Influenza Activity Picks Up Pace Across US

The most common strain is H3N2, which is contained in the 2016-2017 influenza vaccine.
The most common strain is H3N2, which is contained in the 2016-2017 influenza vaccine.

HealthDay News—The pace of flu activity continues to quicken across the United States, and probably hasn't peaked yet, according to an assessment by the US Centers for Disease Control and Prevention (CDC).

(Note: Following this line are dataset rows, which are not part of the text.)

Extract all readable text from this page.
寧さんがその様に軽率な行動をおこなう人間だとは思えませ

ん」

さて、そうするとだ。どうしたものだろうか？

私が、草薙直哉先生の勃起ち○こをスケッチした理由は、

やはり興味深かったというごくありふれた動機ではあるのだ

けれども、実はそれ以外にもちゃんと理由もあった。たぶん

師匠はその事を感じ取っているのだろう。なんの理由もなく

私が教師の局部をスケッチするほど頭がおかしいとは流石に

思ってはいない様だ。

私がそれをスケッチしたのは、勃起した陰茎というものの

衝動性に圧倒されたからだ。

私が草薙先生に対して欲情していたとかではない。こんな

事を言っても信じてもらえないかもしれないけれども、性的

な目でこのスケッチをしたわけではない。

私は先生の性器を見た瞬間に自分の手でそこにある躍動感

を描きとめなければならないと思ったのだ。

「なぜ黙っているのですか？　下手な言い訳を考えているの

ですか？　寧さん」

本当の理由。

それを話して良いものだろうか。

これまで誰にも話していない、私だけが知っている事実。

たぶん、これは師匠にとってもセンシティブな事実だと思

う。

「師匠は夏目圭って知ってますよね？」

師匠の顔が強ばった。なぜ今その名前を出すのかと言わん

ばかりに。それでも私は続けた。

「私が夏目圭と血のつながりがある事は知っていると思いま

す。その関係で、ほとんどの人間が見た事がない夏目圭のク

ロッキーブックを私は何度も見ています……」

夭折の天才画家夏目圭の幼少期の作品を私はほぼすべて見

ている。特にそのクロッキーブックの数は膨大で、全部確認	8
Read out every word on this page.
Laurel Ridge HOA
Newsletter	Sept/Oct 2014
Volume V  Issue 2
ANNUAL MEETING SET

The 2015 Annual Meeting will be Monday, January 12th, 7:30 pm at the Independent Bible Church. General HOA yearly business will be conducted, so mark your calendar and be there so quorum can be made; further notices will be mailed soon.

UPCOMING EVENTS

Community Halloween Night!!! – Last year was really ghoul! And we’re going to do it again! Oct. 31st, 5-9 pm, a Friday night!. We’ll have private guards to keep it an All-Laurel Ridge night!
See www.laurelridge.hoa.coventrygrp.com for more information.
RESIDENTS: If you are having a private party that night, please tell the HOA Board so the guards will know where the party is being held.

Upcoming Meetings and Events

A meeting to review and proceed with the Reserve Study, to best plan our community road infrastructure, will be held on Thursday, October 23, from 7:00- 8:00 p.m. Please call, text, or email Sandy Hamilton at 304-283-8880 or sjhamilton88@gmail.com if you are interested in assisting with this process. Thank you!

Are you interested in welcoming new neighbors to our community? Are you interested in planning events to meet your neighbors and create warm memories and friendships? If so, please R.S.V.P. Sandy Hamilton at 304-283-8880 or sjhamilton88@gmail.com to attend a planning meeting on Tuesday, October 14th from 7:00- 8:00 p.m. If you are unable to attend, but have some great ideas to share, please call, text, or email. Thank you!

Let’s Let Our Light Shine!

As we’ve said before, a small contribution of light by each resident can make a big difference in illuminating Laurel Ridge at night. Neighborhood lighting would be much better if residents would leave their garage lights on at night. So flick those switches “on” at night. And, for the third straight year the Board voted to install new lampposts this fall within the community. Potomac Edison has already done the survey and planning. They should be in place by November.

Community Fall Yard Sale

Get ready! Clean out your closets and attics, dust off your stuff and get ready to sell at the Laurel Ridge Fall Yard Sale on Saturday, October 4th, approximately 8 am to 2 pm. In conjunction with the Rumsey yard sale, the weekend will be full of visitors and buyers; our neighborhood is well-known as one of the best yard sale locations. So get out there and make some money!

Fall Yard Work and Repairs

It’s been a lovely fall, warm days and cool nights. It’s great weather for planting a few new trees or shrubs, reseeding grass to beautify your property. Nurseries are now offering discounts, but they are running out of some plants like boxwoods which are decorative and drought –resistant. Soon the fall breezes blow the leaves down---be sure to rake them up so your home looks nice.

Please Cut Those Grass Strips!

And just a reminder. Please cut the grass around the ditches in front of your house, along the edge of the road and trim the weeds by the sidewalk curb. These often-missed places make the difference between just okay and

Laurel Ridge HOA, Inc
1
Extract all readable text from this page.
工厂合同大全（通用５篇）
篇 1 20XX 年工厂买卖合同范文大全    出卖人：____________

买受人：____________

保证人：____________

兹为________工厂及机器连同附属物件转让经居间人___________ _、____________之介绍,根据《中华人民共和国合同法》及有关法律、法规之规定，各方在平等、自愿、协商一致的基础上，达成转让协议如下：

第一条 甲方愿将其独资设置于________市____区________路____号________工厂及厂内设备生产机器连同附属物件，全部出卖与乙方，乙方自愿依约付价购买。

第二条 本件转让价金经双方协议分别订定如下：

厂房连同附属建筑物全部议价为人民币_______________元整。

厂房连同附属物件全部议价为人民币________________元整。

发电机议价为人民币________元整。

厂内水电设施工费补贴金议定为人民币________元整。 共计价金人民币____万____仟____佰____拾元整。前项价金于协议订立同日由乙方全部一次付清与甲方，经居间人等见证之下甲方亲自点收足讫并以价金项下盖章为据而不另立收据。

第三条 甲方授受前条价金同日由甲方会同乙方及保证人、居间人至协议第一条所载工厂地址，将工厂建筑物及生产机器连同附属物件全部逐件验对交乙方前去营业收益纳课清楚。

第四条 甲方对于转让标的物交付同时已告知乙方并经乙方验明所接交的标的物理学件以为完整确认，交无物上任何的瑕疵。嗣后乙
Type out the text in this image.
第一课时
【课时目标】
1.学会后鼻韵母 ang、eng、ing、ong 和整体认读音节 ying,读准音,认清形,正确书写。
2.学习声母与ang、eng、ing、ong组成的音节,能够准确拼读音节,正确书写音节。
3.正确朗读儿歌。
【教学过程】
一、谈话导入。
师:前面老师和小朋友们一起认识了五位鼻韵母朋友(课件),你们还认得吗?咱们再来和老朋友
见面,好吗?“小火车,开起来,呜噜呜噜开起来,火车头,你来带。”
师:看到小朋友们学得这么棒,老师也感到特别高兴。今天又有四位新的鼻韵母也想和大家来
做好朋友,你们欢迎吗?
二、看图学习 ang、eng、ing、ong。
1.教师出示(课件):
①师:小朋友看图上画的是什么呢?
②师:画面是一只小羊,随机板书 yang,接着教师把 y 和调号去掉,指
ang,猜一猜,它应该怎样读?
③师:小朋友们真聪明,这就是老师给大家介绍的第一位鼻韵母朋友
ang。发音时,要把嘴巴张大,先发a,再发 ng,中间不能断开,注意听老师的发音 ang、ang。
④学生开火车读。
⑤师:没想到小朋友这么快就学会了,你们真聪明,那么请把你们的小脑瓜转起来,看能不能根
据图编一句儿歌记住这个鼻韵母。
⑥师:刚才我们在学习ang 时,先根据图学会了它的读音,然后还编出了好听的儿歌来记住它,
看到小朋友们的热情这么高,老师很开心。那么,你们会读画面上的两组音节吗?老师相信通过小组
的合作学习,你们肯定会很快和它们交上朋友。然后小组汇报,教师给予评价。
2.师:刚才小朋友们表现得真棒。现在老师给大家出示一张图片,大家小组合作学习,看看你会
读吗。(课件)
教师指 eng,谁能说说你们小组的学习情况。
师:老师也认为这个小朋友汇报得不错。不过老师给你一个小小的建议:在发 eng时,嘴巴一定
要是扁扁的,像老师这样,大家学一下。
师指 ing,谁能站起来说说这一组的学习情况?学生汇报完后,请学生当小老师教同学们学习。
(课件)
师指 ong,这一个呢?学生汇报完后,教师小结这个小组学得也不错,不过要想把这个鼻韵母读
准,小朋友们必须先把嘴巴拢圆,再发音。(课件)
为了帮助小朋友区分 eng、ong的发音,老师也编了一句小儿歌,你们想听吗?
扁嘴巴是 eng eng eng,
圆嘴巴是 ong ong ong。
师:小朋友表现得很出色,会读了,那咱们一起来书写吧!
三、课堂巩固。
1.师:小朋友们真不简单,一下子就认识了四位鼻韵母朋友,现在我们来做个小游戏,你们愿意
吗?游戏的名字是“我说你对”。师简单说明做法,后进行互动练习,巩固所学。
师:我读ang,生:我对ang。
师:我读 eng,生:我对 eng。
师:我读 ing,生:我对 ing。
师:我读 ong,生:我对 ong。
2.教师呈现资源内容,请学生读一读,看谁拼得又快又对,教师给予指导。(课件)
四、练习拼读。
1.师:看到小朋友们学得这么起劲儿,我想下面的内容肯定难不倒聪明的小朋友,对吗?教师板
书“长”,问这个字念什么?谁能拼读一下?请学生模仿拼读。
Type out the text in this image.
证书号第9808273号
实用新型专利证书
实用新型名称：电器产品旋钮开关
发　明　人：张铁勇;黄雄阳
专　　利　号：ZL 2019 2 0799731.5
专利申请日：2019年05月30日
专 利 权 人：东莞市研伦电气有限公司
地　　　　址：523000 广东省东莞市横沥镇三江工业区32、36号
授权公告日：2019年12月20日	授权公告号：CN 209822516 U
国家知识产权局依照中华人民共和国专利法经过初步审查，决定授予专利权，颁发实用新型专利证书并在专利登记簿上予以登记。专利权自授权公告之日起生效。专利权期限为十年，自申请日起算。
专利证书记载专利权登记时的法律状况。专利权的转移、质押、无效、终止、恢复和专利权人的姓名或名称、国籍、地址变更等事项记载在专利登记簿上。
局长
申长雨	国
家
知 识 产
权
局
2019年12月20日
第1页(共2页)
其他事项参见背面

Right now, the heaviest flu activity is occurring along the East and West Coasts, Lynnette Brammer, MPH, a CDC epidemiologist, told HealthDay. "The Northwest has been hit harder and earlier, and activity could have peaked there, but we won't know that for a couple of weeks," she said.

Only the center of the country has been largely spared, but Brammer expects flu activity to increase there over the next several weeks. The dominant strain right now is H3N2, which often signals a severe season that affects the oldest and youngest people the hardest, she said. H1N1 and B viruses are also circulating.

"We may be approaching a peak in H3N2 viruses, but H1N1 viruses could increase as the H3s go down," Brammer said. "And it's not uncommon to see a second wave of influenza B, because right now we haven't seen much B." This year's vaccine contains all the circulating viruses, she added, but it may be less effective against the H3N2 virus.

Reference

Situation update: summaryof weekly FluView report. Atlanta, GA: Centers for Disease Control and Prevention (CDC). Updated: January 13, 2017. Accessed: January 18, 2017.